La batalla más grande que tiene el ser humano expuesto a una sociedad avanzada es con la contaminación del alma. Lucha por su propia descontaminación y la de los suyos. La educación, los valores, los peligros, los ideales, la política, el control de la comunicación y su contradicción con la libertad de expresión, los derechos humanos y los seudo-defensores de estos. Emprenden las más grandes batallas, por decirle a la gente como debe vivir, que le está permitido hacer y cómo debe pensar, en que debe creer y que es lo mejor para ellos, controlar su vida su dinero y su poder. Lucha en la que están involucrados, los políticos, religiosos, idealistas, filósofos, militares, científicos, empresarios y otros; por ganar la aceptación, cooperación y adhesión de la gente.
La dificultad está que todas las personas que están detrás del ser humano, no se dan cuenta de algo muy importante, que no actúan solos. Los que luchan en el nombre de Jesús se ponen del lado de Dios, y no esperan que Dios esté de su lado. Los que no conocen a Dios tienen a Espíritus Malignos a su lado, controlando sus proyectos, sus creencias, su mente… Estos espíritus malignos son los Principados de Satanás, Gobernadores y Potestades, Huestes satánicas los acompañan, uno cerca de otro, muy bien organizados, todos bajo el poder de Lucifer. Artistas del fraude, la mentira y la destrucción, enmascarados en dogmas y filosofías, que llevan al hombre a creer que no existen, o que no gobiernan su vida, que el hombre puede consigo mismo, adulan su inteligencia, su valor, su perspicacia, su independencia de Dios. Y piensa el hombre que por que se educa, se gradúa, tiene muchos títulos y honores, porque tiene cargos importantes, o posiciones envidiables por otros hombres, entonces tienen el conocimiento y el control. El poder y la sabiduría, sus títulos logros y obras los avalan.
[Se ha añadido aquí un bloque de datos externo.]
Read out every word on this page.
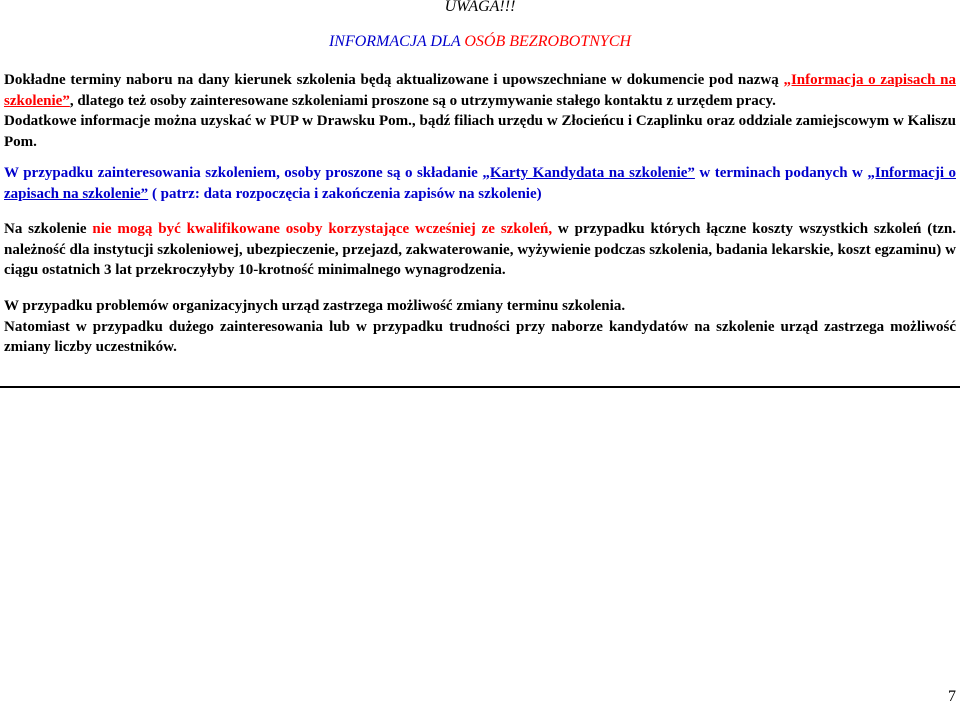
UWAGA!!!
INFORMACJA DLA OSÓB BEZROBOTNYCH
Dokładne terminy naboru na dany kierunek szkolenia będą aktualizowane i upowszechniane w dokumencie pod nazwą „Informacja o zapisach na szkolenie”, dlatego też osoby zainteresowane szkoleniami proszone są o utrzymywanie stałego kontaktu z urzędem pracy.
Dodatkowe informacje można uzyskać w PUP w Drawsku Pom., bądź filiach urzędu w Złocieńcu i Czaplinku oraz oddziale zamiejscowym w Kaliszu Pom.
W przypadku zainteresowania szkoleniem, osoby proszone są o składanie „Karty Kandydata na szkolenie” w terminach podanych w „Informacji o zapisach na szkolenie” ( patrz: data rozpoczęcia i zakończenia zapisów na szkolenie)
Na szkolenie nie mogą być kwalifikowane osoby korzystające wcześniej ze szkoleń, w przypadku których łączne koszty wszystkich szkoleń (tzn. należność dla instytucji szkoleniowej, ubezpieczenie, przejazd, zakwaterowanie, wyżywienie podczas szkolenia, badania lekarskie, koszt egzaminu) w ciągu ostatnich 3 lat przekroczyłyby 10-krotność minimalnego wynagrodzenia.
W przypadku problemów organizacyjnych urząd zastrzega możliwość zmiany terminu szkolenia.
Natomiast w przypadku dużego zainteresowania lub w przypadku trudności przy naborze kandydatów na szkolenie urząd zastrzega możliwość zmiany liczby uczestników.
7
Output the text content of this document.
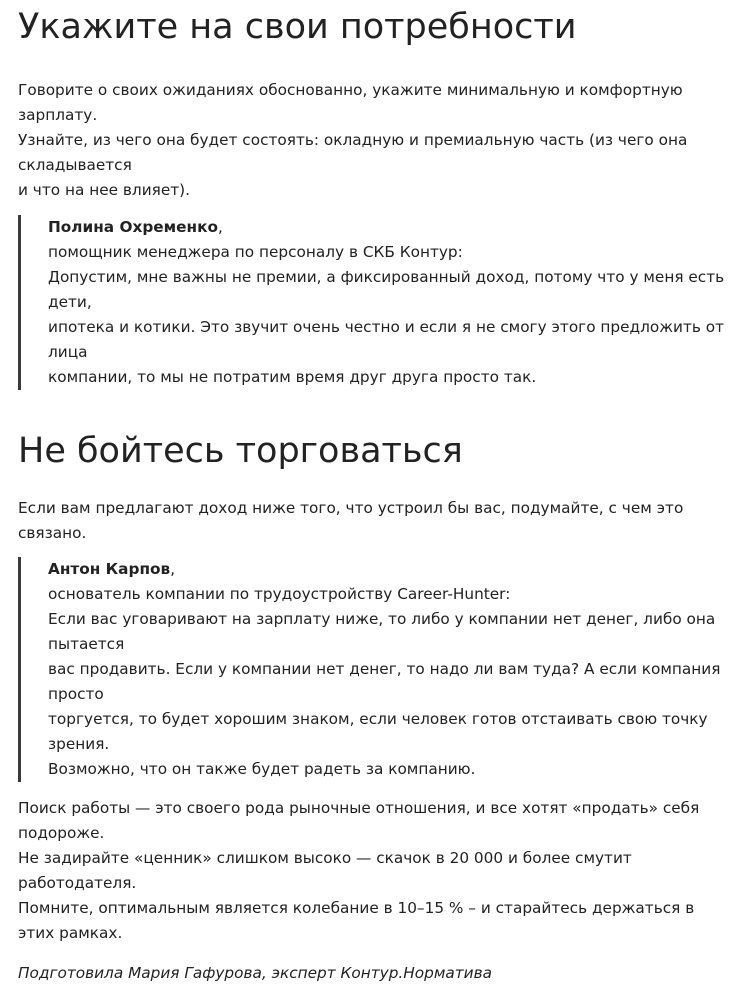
Укажите на свои потребности

Говорите о своих ожиданиях обоснованно, укажите минимальную и комфортную зарплату.
Узнайте, из чего она будет состоять: окладную и премиальную часть (из чего она складывается
и что на нее влияет).

Полина Охременко,
помощник менеджера по персоналу в СКБ Контур:
Допустим, мне важны не премии, а фиксированный доход, потому что у меня есть дети,
ипотека и котики. Это звучит очень честно и если я не смогу этого предложить от лица
компании, то мы не потратим время друг друга просто так.
Не бойтесь торговаться

Если вам предлагают доход ниже того, что устроил бы вас, подумайте, с чем это связано.

Антон Карпов,
основатель компании по трудоустройству Career-Hunter:
Если вас уговаривают на зарплату ниже, то либо у компании нет денег, либо она пытается
вас продавить. Если у компании нет денег, то надо ли вам туда? А если компания просто
торгуется, то будет хорошим знаком, если человек готов отстаивать свою точку зрения.
Возможно, что он также будет радеть за компанию.

Поиск работы — это своего рода рыночные отношения, и все хотят «продать» себя подороже.
Не задирайте «ценник» слишком высоко — скачок в 20 000 и более смутит работодателя.
Помните, оптимальным является колебание в 10–15 % – и старайтесь держаться в этих рамках.

Подготовила Мария Гафурова, эксперт Контур.Норматива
Lo que el hombre no alcanza a comprender es que si no estás al lado de Dios, no esperes que Dios esté de tu lado, porque estarás al lado de todo este mundo espiritual maligno, aunque no lo creas, existe, y estás totalmente expuesto a ser manipulado por él, porque en el mundo espiritual, el lado del mal es de Satanás, él existe, tiene inteligencia, poder y lo único que nos puede salvar de caer en sus lazos es creer, si creer en Jesús, entregarle tu vida para que él habite en tu mente, vivir en Cristo es maravilloso porque Dios anda delante nuestro, siempre, delante de sus hijos que le deben obediencia, cuidándoles, abriendo camino, con una sola condición, que seamos fieles a Dios, a su palabra y que caminemos en obediencia a su palabra. Dios bendice a los hijos que le obedecen, y sus obras perduran, porque no son del hombre, sino de la alianza entre el hombre y su Dios.